Slow Cooker Multigrain Cereal
Recipe type: Breakfast
Prep time: 
Cook time: 
Total time: 
Serves: 6
Slow Cooker multigrain cereal topped with your favorite sweetener and/or fruit is an easy, nourishing and delicious way to begin your day.
  • 3 cups plain unsweetened almond milk
  • 2-1/4 cups water
  • 1 teaspoon vanilla
  • 1 (1-inch) piece fresh peeled ginger, quartered
  • ¼ teaspoon salt
  • 6 tablespoons pearl barley
  • 6 tablespoons steel-cut oats
  • ¼ cup quinoa, rinsed well
  • Fresh fruit for serving, if desired (diced mango, pineapple, pears, fresh berries, etc.)

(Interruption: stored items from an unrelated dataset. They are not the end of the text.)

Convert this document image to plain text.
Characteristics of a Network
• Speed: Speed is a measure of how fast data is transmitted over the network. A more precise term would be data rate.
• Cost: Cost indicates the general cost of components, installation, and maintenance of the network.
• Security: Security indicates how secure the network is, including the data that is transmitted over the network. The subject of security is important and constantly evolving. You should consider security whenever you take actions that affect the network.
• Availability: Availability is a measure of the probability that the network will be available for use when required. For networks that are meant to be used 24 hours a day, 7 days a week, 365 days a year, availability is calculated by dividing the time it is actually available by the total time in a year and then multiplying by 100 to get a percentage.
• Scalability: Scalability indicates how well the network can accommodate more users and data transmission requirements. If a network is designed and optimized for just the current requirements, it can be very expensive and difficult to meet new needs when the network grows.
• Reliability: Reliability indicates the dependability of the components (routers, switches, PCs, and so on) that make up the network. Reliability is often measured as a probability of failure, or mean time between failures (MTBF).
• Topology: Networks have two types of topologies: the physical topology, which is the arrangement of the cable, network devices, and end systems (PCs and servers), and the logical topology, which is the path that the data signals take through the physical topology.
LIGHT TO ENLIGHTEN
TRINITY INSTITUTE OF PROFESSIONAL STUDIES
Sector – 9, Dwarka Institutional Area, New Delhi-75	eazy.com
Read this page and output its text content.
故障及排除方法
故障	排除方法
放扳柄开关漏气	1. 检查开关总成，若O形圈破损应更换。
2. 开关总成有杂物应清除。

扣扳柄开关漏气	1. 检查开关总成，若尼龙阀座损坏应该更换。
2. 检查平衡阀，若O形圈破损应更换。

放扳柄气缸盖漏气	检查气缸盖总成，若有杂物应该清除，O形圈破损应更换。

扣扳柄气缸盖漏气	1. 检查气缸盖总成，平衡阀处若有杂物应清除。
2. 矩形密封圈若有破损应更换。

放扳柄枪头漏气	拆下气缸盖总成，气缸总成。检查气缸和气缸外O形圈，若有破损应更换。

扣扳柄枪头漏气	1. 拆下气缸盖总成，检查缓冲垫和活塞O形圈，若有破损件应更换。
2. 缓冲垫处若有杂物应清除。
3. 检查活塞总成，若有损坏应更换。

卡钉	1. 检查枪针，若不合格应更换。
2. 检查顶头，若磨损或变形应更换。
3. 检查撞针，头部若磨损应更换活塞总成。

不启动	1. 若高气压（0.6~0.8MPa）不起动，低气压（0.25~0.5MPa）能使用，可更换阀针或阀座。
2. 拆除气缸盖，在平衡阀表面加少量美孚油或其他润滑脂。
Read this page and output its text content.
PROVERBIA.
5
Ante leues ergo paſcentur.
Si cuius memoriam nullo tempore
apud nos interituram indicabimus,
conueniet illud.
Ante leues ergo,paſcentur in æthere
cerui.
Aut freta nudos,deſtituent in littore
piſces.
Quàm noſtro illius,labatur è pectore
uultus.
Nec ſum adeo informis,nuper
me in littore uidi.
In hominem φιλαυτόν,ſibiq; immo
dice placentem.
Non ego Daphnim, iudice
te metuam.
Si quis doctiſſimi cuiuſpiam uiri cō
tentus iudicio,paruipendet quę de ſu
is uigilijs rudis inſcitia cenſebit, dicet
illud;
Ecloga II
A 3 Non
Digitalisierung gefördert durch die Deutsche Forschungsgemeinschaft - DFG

  1. Ideal Slow Cooker Size: 2-Quart
  2. Combine the almond milk, water, vanilla, ginger and salt in your slow cooker. Stir in the barley, oats and quinoa, Cover and cook on low until the grains are very soft, 7 to 8 hours.
  3. Remove the ginger. Serve topped with ¼ cup fresh fruit.
Martha's Notes
Nutrition Estimates Per Serving (2/3 cup cereal and ¼ cup fruit): 134 calories, 2 g fat, 25 g carbs, 4 g fiber, 4 g protein and * 3 Points Plus

***My slow cooker cooks hot so, I cooked it overnight on warm. It turned out perfectly. Served with diced fresh pears, dried cranberries and maple syrup, it was a hit.

Make Ahead: Freeze leftovers in single-serve portions in zip-close plastic bags for up to 3 months. To reheat remove the cereal from the bag and place in a microwave-safe bowl. Microwave on medium until hot, 2 to 3 minutes, stirring once or twice.